Conte sur l'histoire des Faucheurs.
Auteur inconnu.
Date : antérieur à l'an 0.

*

La faucheuse aux cheveux gris ne savait où poser son regard. Il y avait des sorcières, partout où ses yeux osaient s'égarer. Elle ne voulait pas voir leurs visages déformés par la sorcellerie. Elle ne voulait pas voir les créatures de la lune. Elle devinait les horreurs qui se cachaient derrière ces centaines de femmes, servantes du mal. Elle les haïssait... Si seulement elle pouvait toutes les tuer...

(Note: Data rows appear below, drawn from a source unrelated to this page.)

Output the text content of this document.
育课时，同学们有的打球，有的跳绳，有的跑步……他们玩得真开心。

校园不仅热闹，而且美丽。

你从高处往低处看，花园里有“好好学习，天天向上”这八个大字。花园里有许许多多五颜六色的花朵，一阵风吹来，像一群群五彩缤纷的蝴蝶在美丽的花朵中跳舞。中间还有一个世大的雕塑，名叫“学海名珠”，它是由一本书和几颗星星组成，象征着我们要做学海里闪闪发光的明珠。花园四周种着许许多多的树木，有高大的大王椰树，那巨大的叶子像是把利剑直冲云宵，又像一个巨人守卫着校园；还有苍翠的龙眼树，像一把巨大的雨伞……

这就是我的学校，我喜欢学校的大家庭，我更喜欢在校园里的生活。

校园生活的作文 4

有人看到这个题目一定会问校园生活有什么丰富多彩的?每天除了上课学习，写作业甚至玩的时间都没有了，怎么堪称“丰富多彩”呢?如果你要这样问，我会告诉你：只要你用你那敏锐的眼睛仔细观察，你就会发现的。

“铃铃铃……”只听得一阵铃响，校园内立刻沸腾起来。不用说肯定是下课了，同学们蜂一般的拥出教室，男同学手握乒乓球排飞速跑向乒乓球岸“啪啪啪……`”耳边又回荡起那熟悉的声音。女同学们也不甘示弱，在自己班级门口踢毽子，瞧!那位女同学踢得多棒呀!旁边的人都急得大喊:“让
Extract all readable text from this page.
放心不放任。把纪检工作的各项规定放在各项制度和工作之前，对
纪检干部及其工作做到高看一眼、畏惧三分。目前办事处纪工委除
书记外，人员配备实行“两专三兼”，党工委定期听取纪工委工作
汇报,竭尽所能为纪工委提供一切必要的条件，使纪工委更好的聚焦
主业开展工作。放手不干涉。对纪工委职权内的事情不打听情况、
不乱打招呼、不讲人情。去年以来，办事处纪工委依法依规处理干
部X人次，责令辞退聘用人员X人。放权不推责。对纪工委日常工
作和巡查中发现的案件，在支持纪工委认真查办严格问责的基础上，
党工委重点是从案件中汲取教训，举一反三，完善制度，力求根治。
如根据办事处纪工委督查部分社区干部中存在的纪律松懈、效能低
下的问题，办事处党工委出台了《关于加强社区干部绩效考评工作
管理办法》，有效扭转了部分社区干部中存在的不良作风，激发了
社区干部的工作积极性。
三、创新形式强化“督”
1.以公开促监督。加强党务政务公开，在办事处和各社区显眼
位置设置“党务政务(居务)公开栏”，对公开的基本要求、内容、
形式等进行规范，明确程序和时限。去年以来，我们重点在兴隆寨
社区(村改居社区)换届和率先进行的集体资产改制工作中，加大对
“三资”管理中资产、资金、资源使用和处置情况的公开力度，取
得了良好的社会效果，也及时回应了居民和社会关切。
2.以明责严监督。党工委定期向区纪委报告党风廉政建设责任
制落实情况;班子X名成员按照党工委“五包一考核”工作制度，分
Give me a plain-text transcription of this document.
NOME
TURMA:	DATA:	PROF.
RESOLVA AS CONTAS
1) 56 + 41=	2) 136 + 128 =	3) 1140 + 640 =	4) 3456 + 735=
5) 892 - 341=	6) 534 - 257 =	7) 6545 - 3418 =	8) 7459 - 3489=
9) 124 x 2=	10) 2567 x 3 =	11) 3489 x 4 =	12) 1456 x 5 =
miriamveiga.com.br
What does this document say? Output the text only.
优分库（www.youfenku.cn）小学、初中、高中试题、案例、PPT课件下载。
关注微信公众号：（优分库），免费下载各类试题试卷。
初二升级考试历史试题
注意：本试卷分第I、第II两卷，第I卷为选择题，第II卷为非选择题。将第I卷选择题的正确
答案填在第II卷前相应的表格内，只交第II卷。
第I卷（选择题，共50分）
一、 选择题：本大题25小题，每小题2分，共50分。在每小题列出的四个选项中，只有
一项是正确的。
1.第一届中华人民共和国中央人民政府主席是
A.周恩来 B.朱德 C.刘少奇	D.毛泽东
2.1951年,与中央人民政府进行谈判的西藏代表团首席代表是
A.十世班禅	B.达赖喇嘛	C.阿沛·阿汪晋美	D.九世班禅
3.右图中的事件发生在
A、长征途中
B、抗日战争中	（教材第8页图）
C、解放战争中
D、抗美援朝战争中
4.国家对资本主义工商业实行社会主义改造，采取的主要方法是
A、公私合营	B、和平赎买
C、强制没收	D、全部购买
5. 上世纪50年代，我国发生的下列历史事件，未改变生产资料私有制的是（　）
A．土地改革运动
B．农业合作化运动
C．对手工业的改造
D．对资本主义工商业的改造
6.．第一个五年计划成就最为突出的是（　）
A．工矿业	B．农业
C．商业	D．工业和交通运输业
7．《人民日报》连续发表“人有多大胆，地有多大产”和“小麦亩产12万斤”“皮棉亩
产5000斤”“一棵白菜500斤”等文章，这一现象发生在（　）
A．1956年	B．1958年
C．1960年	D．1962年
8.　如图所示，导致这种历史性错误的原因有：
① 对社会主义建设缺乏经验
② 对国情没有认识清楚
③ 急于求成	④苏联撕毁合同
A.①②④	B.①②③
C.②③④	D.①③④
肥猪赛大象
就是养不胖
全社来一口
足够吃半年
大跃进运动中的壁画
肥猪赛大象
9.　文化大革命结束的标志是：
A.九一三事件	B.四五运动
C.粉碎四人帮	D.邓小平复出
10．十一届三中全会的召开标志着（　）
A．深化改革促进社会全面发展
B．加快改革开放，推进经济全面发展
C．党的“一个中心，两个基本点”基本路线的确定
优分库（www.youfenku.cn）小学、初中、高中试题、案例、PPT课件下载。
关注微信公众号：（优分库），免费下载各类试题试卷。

Soudain, son regard s'accrocha à un détail : une petite forme sombre dissimulée derrière les branches d'un arbre voisin à celui au pied duquel se dressait la maison en sucrerie. Gretel écarquilla des yeux et cessa de respirer un instant. La voilà sa chance ! Un espoir...

Hansel chassa les sorcières d'un geste de la main, les renvoyant toutes à leurs occupations. Puis il s'empara du bras de sa sœur, bien décidé à l'entraîner derrière lui de nouveau dans les profondeurs de la terre, entre les racines tortueuses et sous cette maison de cauchemar. Non, Gretel ne se laissera pas faire !

Elle tira sur la main de son frère pour le faire s'arrêter. Plongeant un regard désespéré dans le sien, elle fit appel aux larmes.

« Attends Hansel s'il te plaît ! Deux secondes... Laisse-moi deux secondes seule, j'en ai besoin...

— Qu'est-ce que tu veux bien faire durant ce temps ?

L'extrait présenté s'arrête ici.